For My Daughter, Sarita

1
Three flights above the hardware store on Main Street
a brown wooden door opens off a musty hallway into
the studio.  There, my ten year old legs carry me to

my first true home.  Splotches of light from three dusty
windows along the back-alley wall ignite the floor.  Framing
the teacher’s luminous body.  Keeping her suspended on an

island opposite the young dancers. Forecasting a transcendence
that will dominate my life.  Surrounded by orange groves,
palms and pepper trees, bean fields and vineyards – midway

between Los Angeles and Palm Springs – high above the street,
above regular life, I blossom with lessons in the ballet.
Late afternoons and Saturday mornings, the scent of magnolia

and honeysuckle wafting through studio windows – mingles with
melodies by Vivaldi and Chopin.  After hours of plies, arabesques,
jete, pirouettes – I learn to dance Sleeping Beauty, Nutcracker,

Les Sylphides.  I am enchanted.  I am in love.

2
At fifteen, I abandon tutus and toe shoes, for vigorous
barefoot dancing.
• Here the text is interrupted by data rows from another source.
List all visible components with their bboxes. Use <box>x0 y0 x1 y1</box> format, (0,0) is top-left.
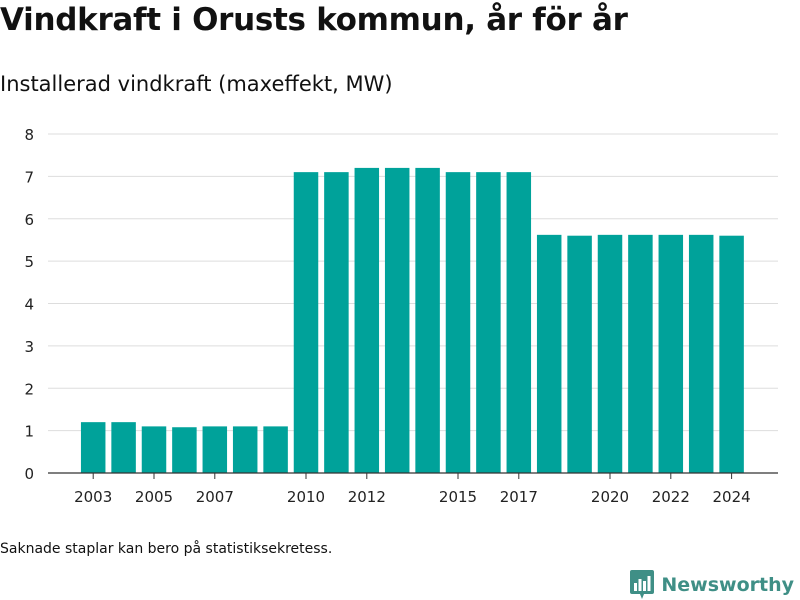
x-tick-label: 2022 <box>652 488 690 506</box>
bar <box>202 426 228 473</box>
bar <box>141 426 167 473</box>
y-tick-label: 2 <box>24 380 34 398</box>
y-tick-label: 7 <box>24 168 34 186</box>
y-tick-label: 3 <box>24 338 34 356</box>
bar <box>567 235 592 473</box>
y-tick-label: 6 <box>24 211 34 229</box>
x-tick-label: 2007 <box>196 488 234 506</box>
bar <box>476 172 501 473</box>
bar-chart-logo-icon <box>630 570 655 599</box>
y-tick-label: 4 <box>24 296 34 314</box>
bar <box>324 172 349 473</box>
x-tick-label: 2005 <box>135 488 173 506</box>
brand-name: Newsworthy <box>661 574 794 596</box>
chart-subtitle: Installerad vindkraft (maxeffekt, MW) <box>0 72 393 96</box>
bar <box>111 422 136 473</box>
y-tick-label: 5 <box>24 253 34 271</box>
bar <box>263 426 288 473</box>
x-tick-label: 2010 <box>287 488 325 506</box>
bar <box>384 167 410 473</box>
x-tick-label: 2020 <box>591 488 629 506</box>
y-tick-label: 0 <box>24 465 34 483</box>
bar <box>80 422 106 473</box>
x-tick-label: 2012 <box>348 488 386 506</box>
bar <box>506 172 532 473</box>
bar <box>232 426 258 473</box>
axes: 0 1 2 3 4 5 6 7 8 2003 2005 2007 2010 2012 2015 2017 202… <box>24 126 778 506</box>
chart-title: Vindkraft i Orusts kommun, år för år <box>0 2 628 38</box>
bar <box>445 172 471 473</box>
bar <box>415 167 440 473</box>
x-tick-label: 2017 <box>500 488 538 506</box>
footnote: Saknade staplar kan bero på statistiksek… <box>0 541 333 557</box>
brand-logo[interactable]: Newsworthy <box>630 570 794 600</box>
y-tick-label: 8 <box>24 126 34 144</box>
x-tick-label: 2024 <box>713 488 751 506</box>
bars <box>80 167 744 473</box>
bar <box>172 427 197 473</box>
bar <box>536 234 562 473</box>
bar <box>628 234 653 473</box>
bar <box>688 234 714 473</box>
bar <box>658 234 684 473</box>
bar <box>597 234 623 473</box>
x-tick-label: 2003 <box>74 488 112 506</box>
x-tick-label: 2015 <box>439 488 477 506</box>
y-tick-label: 1 <box>24 423 34 441</box>
gridlines <box>48 133 778 432</box>
bar <box>293 172 319 473</box>
bar <box>354 167 380 473</box>
bar <box>719 235 744 473</box>
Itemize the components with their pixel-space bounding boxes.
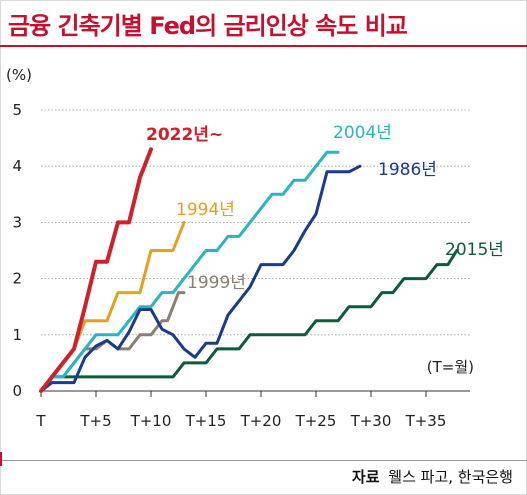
y-tick-label: 4: [12, 157, 22, 175]
series-labels: 2015년 1999년 1994년 2004년 1986년 2022년~: [146, 123, 504, 293]
x-tick-label: T+15: [185, 412, 227, 430]
x-tick-label: T: [35, 412, 46, 430]
source-label: 자료: [351, 468, 380, 486]
source-text: 웰스 파고, 한국은행: [388, 468, 513, 486]
source-note: 자료 웰스 파고, 한국은행: [352, 466, 513, 487]
series-label: 2022년~: [146, 125, 223, 145]
y-tick-label: 2: [12, 270, 22, 288]
series-label: 2004년: [333, 123, 392, 143]
series-label: 1994년: [176, 200, 235, 220]
x-tick-label: T+25: [295, 412, 337, 430]
series-line-5: [39, 147, 153, 393]
x-unit-note: (T=월): [427, 358, 474, 376]
x-tick-label: T+10: [130, 412, 172, 430]
footer-rule: [0, 460, 527, 461]
page-title: 금융 긴축기별 Fed의 금리인상 속도 비교: [8, 12, 408, 40]
x-tick-label: T+20: [240, 412, 282, 430]
y-tick-label: 0: [12, 382, 22, 400]
x-tick-label: T+35: [405, 412, 447, 430]
title-rule: [0, 45, 527, 47]
footer-accent-mark: [0, 452, 2, 466]
x-tick-label: T+5: [79, 412, 111, 430]
series-lines: [39, 147, 459, 393]
y-tick-label: 5: [12, 101, 22, 119]
y-axis-unit: (%): [6, 66, 32, 84]
axes: 0 1 2 3 4 5 (%) T T+5 T+10 T+15 T+20 T+25 T+30 T+35 (T=…: [6, 66, 474, 430]
series-line-4: [39, 164, 362, 393]
x-tick-label: T+30: [350, 412, 392, 430]
series-line-0: [39, 249, 459, 393]
series-label: 1986년: [378, 160, 437, 180]
grid-lines: [41, 109, 470, 392]
y-tick-label: 3: [12, 213, 22, 231]
series-line-3: [39, 150, 340, 393]
series-label: 2015년: [445, 240, 504, 260]
y-tick-label: 1: [12, 326, 22, 344]
series-label: 1999년: [187, 273, 246, 293]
Modern dance gives me the freedom to run
and pounce. To shout and to weep. The greatest thrill comes

when leaving the earth. Not just in the obvious leap, but while
spinning, lunging, jumping around the golden studio. Reflections
of my body in the mirror, swirling from corner to corner, my

adolescent longings thrashed out barefoot on wooden boards,
anchors me to the studio, and to dancing. Often dancing in the
studio is more deeply felt, more pure, than dancing on a stage.

In the studio I dance for the teacher, for what the dance means
to me. I am not striving to entertain or fascinate an audience.
I am not distracted by lighting, costumes, stage fright.

I become part of the music. Part of vibrations from the floor.
The dancer, the dancing, the dance – become one.
With raw exuberance I dance the forces that took me to NYC

in 1960. I dance my bus trip from Los Angeles. My $50 a week
job at Scribners. The walk at 6PM from Fifth Avenue over to
Broadway. Quick papaya juice and yogurt I gobble before

hurtling down two more blocks to The New Dance Group,
I dance around panhandlers, the early theater crowd, actors,
musicians, more dancers on the dash to classes and auditions.

At last – the hike up splintered stairs.

3
I am always front row in classes by Donald McKayle.
Standing before this eight-foot tall master-teacher,
a veritable Masai chieftain, I respond to god-like breath

and sinew, as he begins each class. Sliding his right hand
upward along us thigh, up the side of his body to his waist,
his palm strokes his rib cage, his fingers graze his armpit.

He thrusts his right arm through the ceiling – in the first stretch
of the evening. I follow. Together we thrust our left arms even
higher. I gather all my glory : from feet planted in the earth,

knees bent deep in readiness to reach up farther from my
pelvis. Stretch up again through my ribs, chest and neck.
Feeling hot sun and wind from farms in the Northwest to the

Hudson River, between my outstretched arms : I burst and float
above the floor. In that one-hundred-year-old-brownstone,
in that glowing rectangle of wood planks, metal window gratings,

peeling paint, rows and rows of eager dancers, McKayle stops
the class. “Do that again, Joan,” he shouts.
“Look now, everybody! – That’s dancing! That’s dancing!”